New UN report on war crimes in Yemen declares a “pandemic of impunity”

A new report from a group of experts commissioned by the UN highlights new war crimes in Yemen. The experts documented at least 259 child soldiers who were recruited by various sides in the conflict and criticised Britain, Canada, France, Iran and the United States for continuing to support the warring sides, “thereby helping to perpetuate the conflict” through arms deals.
In a first, the experts also called for a an international criminal investigation into the perpetrators of the worst abuses in the Yemen conflict, supported by the UN Security Council and member states. 


The verified human rights violations include arbitrary deprivation of life, enforced disappearances, arbitrary detention, gender-based violence, including sexual violence, torture and other forms of cruel, inhuman or degrading treatment, the recruitment and use in hostilities of children, the denial of fair trial rights, violations of fundamental freedoms, and economic, social and cultural rights.

“Yemen has been ravaged in ways that should shock the conscience of humanity,” 

said Melissa Parke, member of the Group of Eminent International and Regional Experts on Yemen (GEE) which is behind the report.

“Yemen has now experienced some six years of unremitting armed conflict, with no end inside for the suffering of the millions of people caught in its grip.” 

The Group documented 259 cases of children recruited and used in hostilities by several parties to the conflict. Between June 2015 and February 2020, in all governorates under their control, the Houthi rebels recruited boys as young as 7 years old. The Group verified 11 individual cases and received allegations about the recruitment of a further 163 boys.
 According to the report, they were 

“recruited from schools, poor urban areas and detention centers through indoctrination, financial incentives, abduction and/or peer recruitment with very high rates of  boys being used in combat resulting in their death or injury.” 

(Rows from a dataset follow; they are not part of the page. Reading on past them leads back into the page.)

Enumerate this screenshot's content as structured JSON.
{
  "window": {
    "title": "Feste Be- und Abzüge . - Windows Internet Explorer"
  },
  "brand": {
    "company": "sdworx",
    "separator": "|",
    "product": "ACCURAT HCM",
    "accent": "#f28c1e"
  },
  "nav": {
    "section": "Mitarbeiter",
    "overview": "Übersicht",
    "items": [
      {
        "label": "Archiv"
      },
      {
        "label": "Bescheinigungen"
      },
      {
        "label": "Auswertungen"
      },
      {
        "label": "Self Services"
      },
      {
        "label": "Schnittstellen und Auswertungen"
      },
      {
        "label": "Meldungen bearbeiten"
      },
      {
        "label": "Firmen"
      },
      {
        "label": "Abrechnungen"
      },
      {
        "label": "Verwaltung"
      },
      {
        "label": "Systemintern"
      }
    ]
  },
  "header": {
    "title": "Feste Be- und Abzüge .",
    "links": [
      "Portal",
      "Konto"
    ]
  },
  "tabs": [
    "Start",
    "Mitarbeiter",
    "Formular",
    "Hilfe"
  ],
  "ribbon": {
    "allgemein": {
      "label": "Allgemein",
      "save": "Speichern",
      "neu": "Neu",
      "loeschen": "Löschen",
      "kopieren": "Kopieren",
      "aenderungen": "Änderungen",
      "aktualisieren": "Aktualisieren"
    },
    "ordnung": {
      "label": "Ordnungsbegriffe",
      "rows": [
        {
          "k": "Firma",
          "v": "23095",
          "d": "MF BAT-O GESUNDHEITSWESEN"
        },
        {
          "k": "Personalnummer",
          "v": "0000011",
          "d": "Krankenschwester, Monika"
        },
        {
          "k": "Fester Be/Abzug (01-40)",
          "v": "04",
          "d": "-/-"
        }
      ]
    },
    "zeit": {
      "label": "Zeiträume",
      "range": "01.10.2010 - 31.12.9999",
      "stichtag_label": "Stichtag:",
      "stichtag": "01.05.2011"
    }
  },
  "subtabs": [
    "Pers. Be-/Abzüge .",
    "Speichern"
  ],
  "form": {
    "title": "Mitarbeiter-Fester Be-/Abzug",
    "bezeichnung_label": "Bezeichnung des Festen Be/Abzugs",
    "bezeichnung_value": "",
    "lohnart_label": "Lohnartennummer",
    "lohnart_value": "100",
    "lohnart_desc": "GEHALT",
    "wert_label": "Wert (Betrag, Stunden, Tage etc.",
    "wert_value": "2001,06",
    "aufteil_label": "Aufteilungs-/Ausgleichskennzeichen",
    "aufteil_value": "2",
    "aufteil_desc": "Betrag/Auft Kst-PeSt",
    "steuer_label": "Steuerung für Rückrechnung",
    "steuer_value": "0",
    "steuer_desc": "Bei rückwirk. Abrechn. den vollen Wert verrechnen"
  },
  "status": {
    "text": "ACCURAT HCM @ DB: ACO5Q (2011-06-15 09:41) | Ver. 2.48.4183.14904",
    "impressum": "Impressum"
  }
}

The Group also said they received credible reports regarding Houthi recruitment of 34 girls between 13 and 17 years old, for use as spies, recruiters of other children, guards and medics.  Girls from Houthi-affiliated or socioeconomically disadvantaged families, or those in detention, were especially targeted, according to the report.

“Twelve of these girls allegedly survived sexual violence and/or a forced and early marriage.”

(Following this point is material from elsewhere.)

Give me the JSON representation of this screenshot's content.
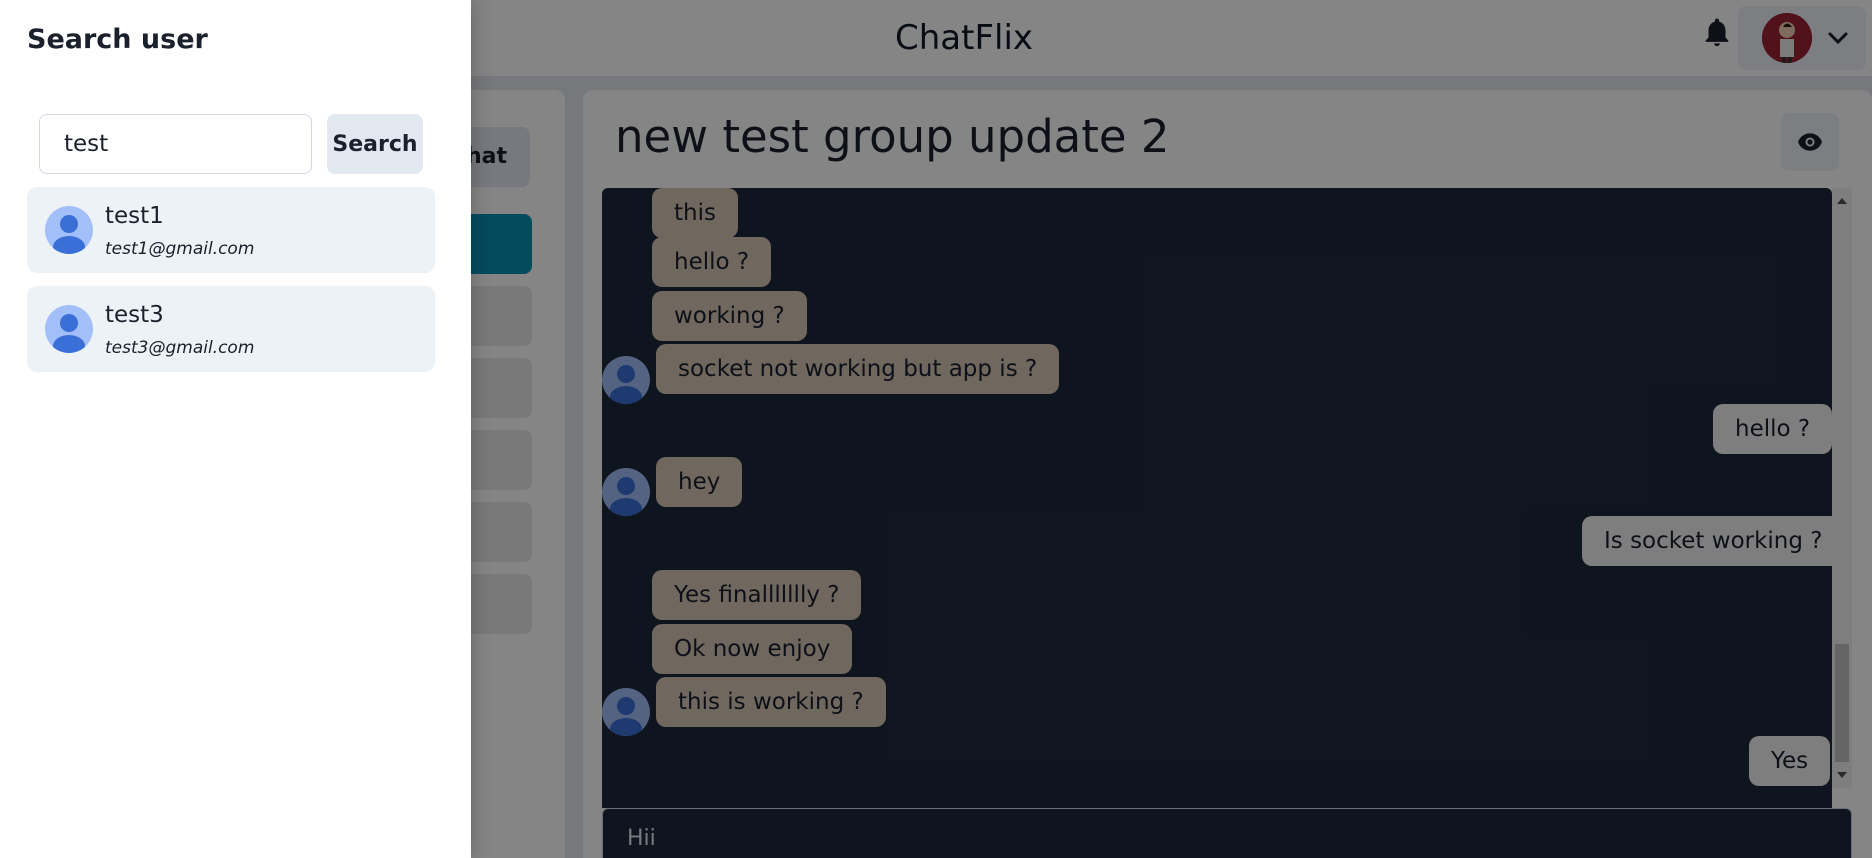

In its report, the Group of Experts established, however, that “all parties to the conflict have continued to commit a range of violations of international human rights law and international humanitarian law, noting a consistent pattern of harm to civilians that not only occurs in the context of hostilities, but also away from the front lines.”
It stressed that “there are no clean hands in this conflict and the report concluded that violations have been committed by the Government of Yemen, the Houthis, the Southern Transitional Council, as well as members of the Coalition, which is led by Saudi Arabia and United Arab Emirates.”
The UN experts warned of a “pandemic of impunity” around the five-year war and Kamel Jendoubi, chairman of the Group of Experts, said:

“Yemen remains a tortured land, with its people ravaged in ways that should shock the conscience of humanity.”

War-ravaged Yemen is divided between the internationally recognised government temporarily based in the south and the Houthi group that ousted it from power in the capital, Sanaa, in late 2014. The ongoing conflict has killed more than 100,000 since 2015 and has caused what the UN says is the world’s worst humanitarian crisis.